I'll see about opening the bug. Should I file it on oVirt's github or
the RedHat bugzilla?

-Patrick Hibbs

On Thu, 2022-06-02 at 22:08 +0300, Nir Soffer wrote:
...
On Thu, Jun 2, 2022 at 9:52 PM Patrick Hibbs <hibbsncc1701@gmail.com>
wrote:
...
The attached logs are from the cluster hosts that were running the
HA
VMs during the failures.
I've finally got all of my HA VMs up again. The last one didn't
start
again until after I freed up more space in the storage domain than
what
was originally available when the VM was running previously. (It
now
has over 150GB of free space. Which should be more than enough, but
it
didn't boot with 140GB avaiable....)
SideNote:
I just found this in the logs on the original host that the HA VMs
were
running on:
---snip---
Jun 02 10:33:29 ryuki.codenet sanlock[1054]: 2022-06-02 10:33:29
674607
[1054]: s1 check_our_lease warning 71 last_success 674536
                                                      # semanage
fcontext -a -t virt_image_t '1055'
                                                      *****  Plugin
catchall (2.13 confidence) suggests   **************************
                                                      Then you
should
report this as a bug.
                                                      You can
generate
a local policy module to allow this access.

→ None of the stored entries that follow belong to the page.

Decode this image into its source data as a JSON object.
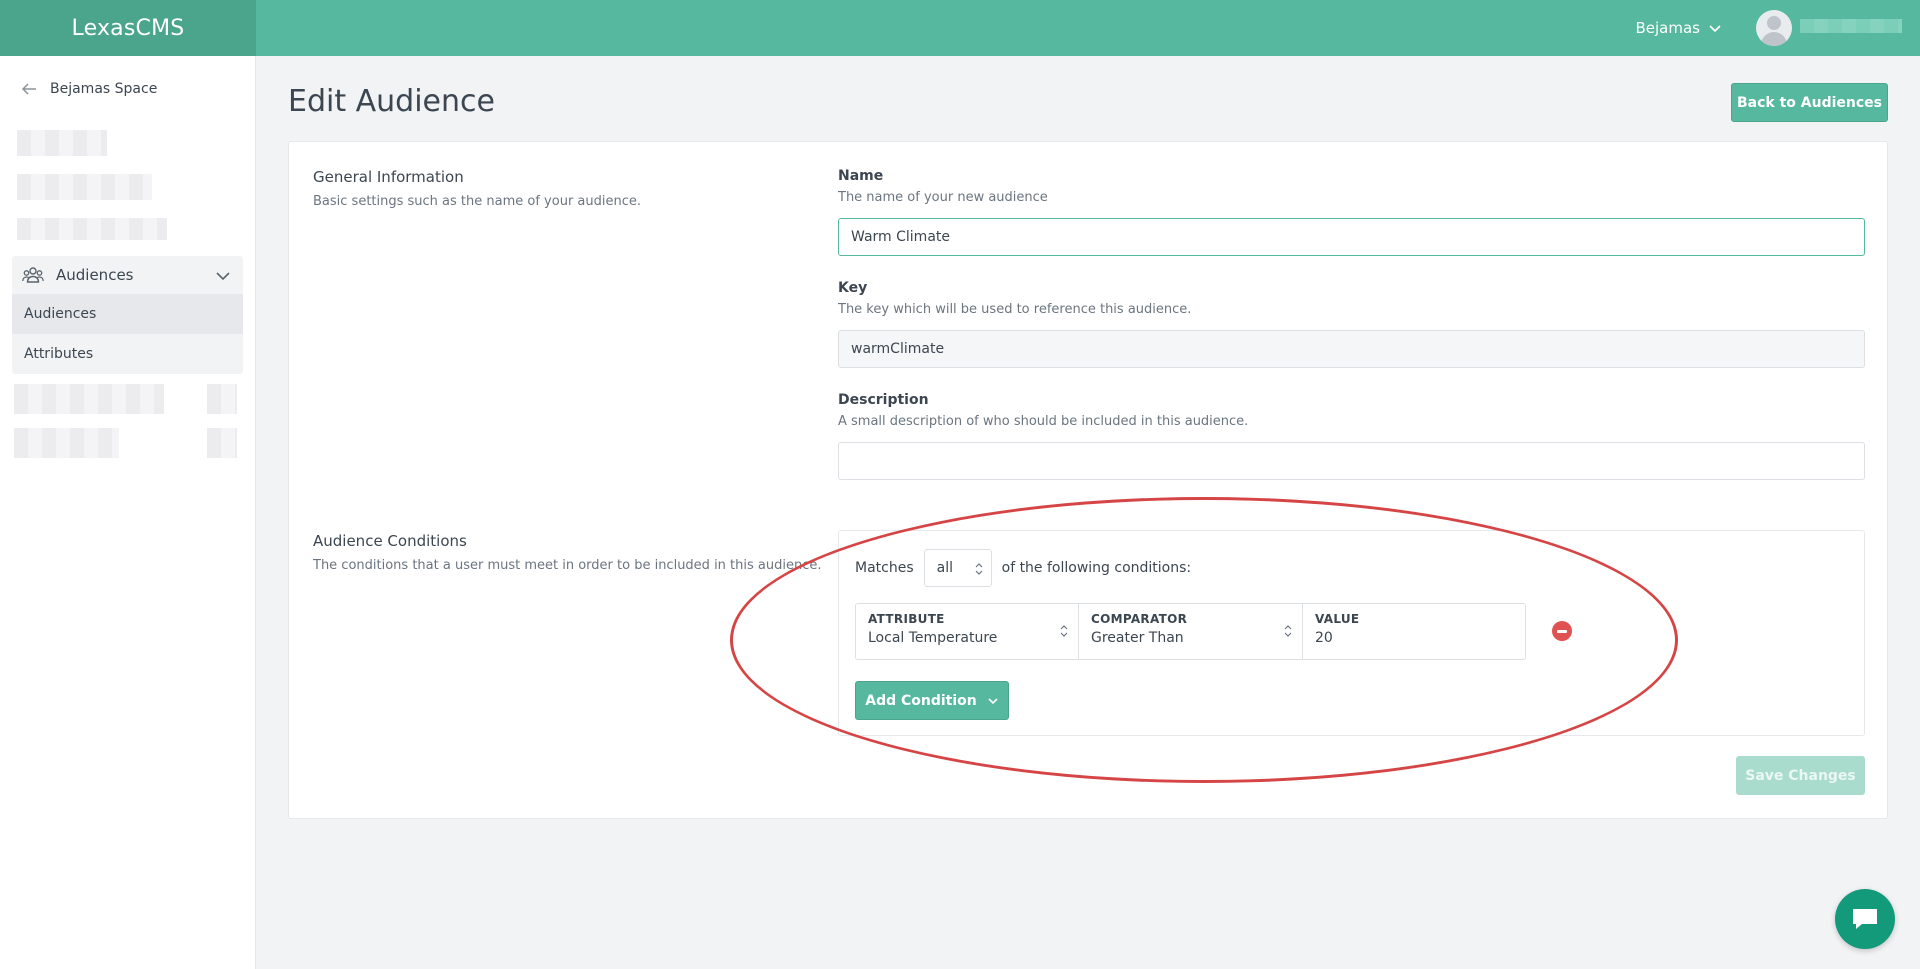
{
  "brand": {
    "part1": "Lexas",
    "part2": "CMS"
  },
  "header": {
    "user_label": "Bejamas"
  },
  "sidebar": {
    "back_label": "Bejamas Space",
    "group": {
      "label": "Audiences",
      "items": [
        {
          "label": "Audiences",
          "active": true
        },
        {
          "label": "Attributes",
          "active": false
        }
      ]
    }
  },
  "page": {
    "title": "Edit Audience",
    "back_button": "Back to Audiences"
  },
  "general": {
    "title": "General Information",
    "description": "Basic settings such as the name of your audience.",
    "name": {
      "label": "Name",
      "help": "The name of your new audience",
      "value": "Warm Climate"
    },
    "key": {
      "label": "Key",
      "help": "The key which will be used to reference this audience.",
      "value": "warmClimate"
    },
    "description_field": {
      "label": "Description",
      "help": "A small description of who should be included in this audience.",
      "value": ""
    }
  },
  "conditions": {
    "title": "Audience Conditions",
    "description": "The conditions that a user must meet in order to be included in this audience.",
    "matches_prefix": "Matches",
    "matches_value": "all",
    "matches_suffix": "of the following conditions:",
    "row": {
      "attribute_header": "ATTRIBUTE",
      "attribute_value": "Local Temperature",
      "comparator_header": "COMPARATOR",
      "comparator_value": "Greater Than",
      "value_header": "VALUE",
      "value_value": "20"
    },
    "add_button": "Add Condition"
  },
  "save_button": "Save Changes",
  "colors": {
    "brand": "#56b99f",
    "brand_dark": "#4aa58c",
    "danger": "#e05252",
    "annotation": "#d64545",
    "chat": "#129a7a"
  }
}
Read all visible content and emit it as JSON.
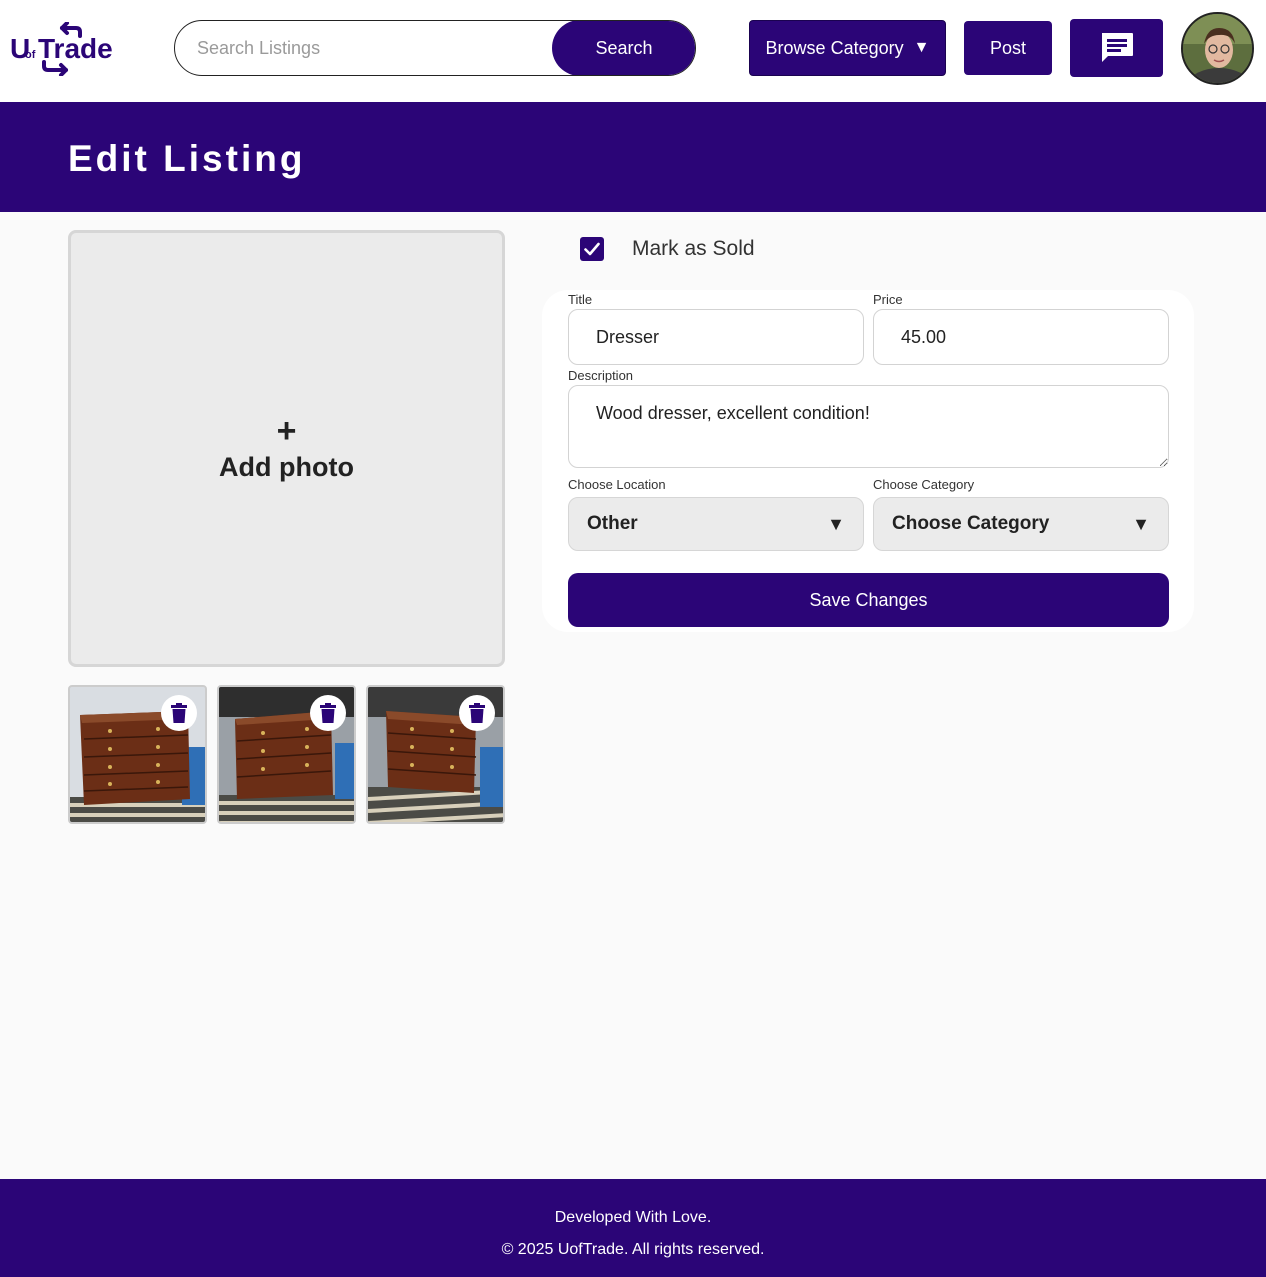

                                                      Do
Not clear what is the selinux issue. If you run:
    ausearch -m avc
It should be more clear.
...
Jun 02 10:33:45 ryuki.codenet sanlock[1054]: 2022-06-02 10:33:45
674623
[1054]: s1 kill 3441 sig 15 count 8
Jun 02 10:33:45 ryuki.codenet sanlock[1054]: 2022-06-02 10:33:45
674623
[1054]: s1 kill 4337 sig 15 count 8
Jun 02 10:33:46 ryuki.codenet sanlock[1054]: 2022-06-02 10:33:46
674624
[1054]: s1 kill 3206 sig 15 count 9
This means that the host could not access the storage for 80 seconds,
and the
leases expired. When leases expire, sanlock must kill the process
holding the
lease. Here we see that sanlock send a SIGTERM to 3 processes.
If these are VMs, they will pause and libvirt will release the lease.
I can check the log deeper next week.
Nir
...
Jun 02 10:33:47 ryuki.codenet kernel: ovirtmgmt: port 4(vnet2)
entered
disabled state
---snip---
That looks like some SELinux failure.
-Patrick Hibbs
On Thu, 2022-06-02 at 19:44 +0300, Nir Soffer wrote:
...
On Thu, Jun 2, 2022 at 7:14 PM Patrick Hibbs
<hibbsncc1701@gmail.com>
wrote:
...
OK, so the data storage domain on a cluster filled up to the
point
that
the OS refused to allocate any more space.
This happened because I tried to create a new prealloc'd disk
from
the
Admin WebUI. The disk creation claims to be completed
successfully,
I've not tried to use that disk yet, but due to a timeout with
the
storage domain in question the engine began trying to fence all
of
the
HA VMs.
The fencing failed for all of the HA VMs leaving them in a
powered
off
state. Despite all of the HA VMs being up at the time, so no
reallocation of the leases should have been necessary.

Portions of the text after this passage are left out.